Posons maintenant en principe que le gin doit contenir de 40 à 60 par cent d’alcool absolu, 0.2 par cent de matières solides, 1 par cent de sucre ; pour calculer la quantité des acides libres on substitue à leurs différents poids celui de l’acide tartrique, et un once de gin doit alors contenir 0.2 grain d’acide libre. Ces chiffres sont donnés par des chimistes de renom, par des chimistes qui ont passé et qui passent encore une partie de leur vie entre les quatre murs d’un laboratoire, par des chimistes qui ont étudié à fond la question qui nous occupe actuellement. Ces chiffres admis, et qui refuserait de les admettre, passons à l’examen de l’échantillon de gin que je me suis procuré chez un épicier de la Haute-Ville. Vous connaissez déjà l’épicier, c’est le héros de mon anecdote ; je vais vous faire connaître maintenant la proportion de quelques-uns des composants de son gin, c’est le résultat de mon analyse.

Alcool 65.80
Matières solides 00.05
Sucre 0.0
Acides libres 0.0

Pas de sucre, comme vous le voyez ; patientons, le brandy nous en fournira plus que suffisamment. Pas d’acides libres et pourquoi y en aurait-il ? Il n’est pas donné à tout le monde de falsifier une boisson suivant les principes de l’art. Quant à la quantité d’alcool elle dépasse de 5.8 par cent la quantité maximum donnée par les chimistes qui ont eu à analyser différents échantillons de gin à l’état de pureté. Mais il y a là peut-être un avantage ; le gin est plus fort, en passant dans le gosier de l’individu il gratte mieux, comme on dit. Avouons que c’est tout de même un drôle d’avantage ; si avantage véritable il y a, c’est bien assurément pour celui qui vend la boisson et non pas pour celui qui l’achete. La quantité de matières solides n’est pas non plus la même dans le gin que j’ai analysé et dans le gin à l’état de pureté.

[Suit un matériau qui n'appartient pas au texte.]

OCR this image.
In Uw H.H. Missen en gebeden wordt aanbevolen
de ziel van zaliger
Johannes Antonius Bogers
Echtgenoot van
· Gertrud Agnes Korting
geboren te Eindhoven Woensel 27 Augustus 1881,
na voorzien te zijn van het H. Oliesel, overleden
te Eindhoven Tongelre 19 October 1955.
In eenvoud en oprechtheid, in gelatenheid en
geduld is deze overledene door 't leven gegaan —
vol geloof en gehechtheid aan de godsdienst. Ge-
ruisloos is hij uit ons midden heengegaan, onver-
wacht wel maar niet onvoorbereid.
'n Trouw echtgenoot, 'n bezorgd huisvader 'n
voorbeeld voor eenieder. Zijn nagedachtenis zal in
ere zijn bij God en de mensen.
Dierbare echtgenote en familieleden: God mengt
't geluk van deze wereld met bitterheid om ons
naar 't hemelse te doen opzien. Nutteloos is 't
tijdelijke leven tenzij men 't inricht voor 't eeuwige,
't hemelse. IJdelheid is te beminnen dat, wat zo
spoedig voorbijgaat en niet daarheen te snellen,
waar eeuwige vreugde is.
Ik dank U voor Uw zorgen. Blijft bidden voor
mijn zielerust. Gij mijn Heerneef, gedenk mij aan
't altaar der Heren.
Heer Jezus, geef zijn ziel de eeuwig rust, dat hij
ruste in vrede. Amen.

L’analyse chimique m’a fait découvrir de plus une substance vénéneuse dans le gin que je viens d’examiner ; cette substance c’est le laurier-cerise. Voici ce que dit Orfila à ce sujet : « L’eau-de-vie et les liqueurs de table peuvent être altérés par le laurier-cerise, qui n’est pas nuisible s’il y est en très-petite quantité mais qui peut occasionner des accidents graves lorsqu’il s’y trouve en assez forte proportion. » (Orfila — Traité de Médecine Légale — Tome III, 2e partie, page 999.)

En résumé donc, le gin en question est falsifié, la quantité d’alcool est trop considérable, celle du sucre est nulle, il n’y a pas d’acides libres, très-peu de matières solides ; enfin tout nous force à conclure que ce gin n’est autre chose que de l’alcool additionné d’un peu d’eau auquel on a ajouté quelques essences, quelques substances destinées à lui donner l’odeur et la saveur du gin véritable.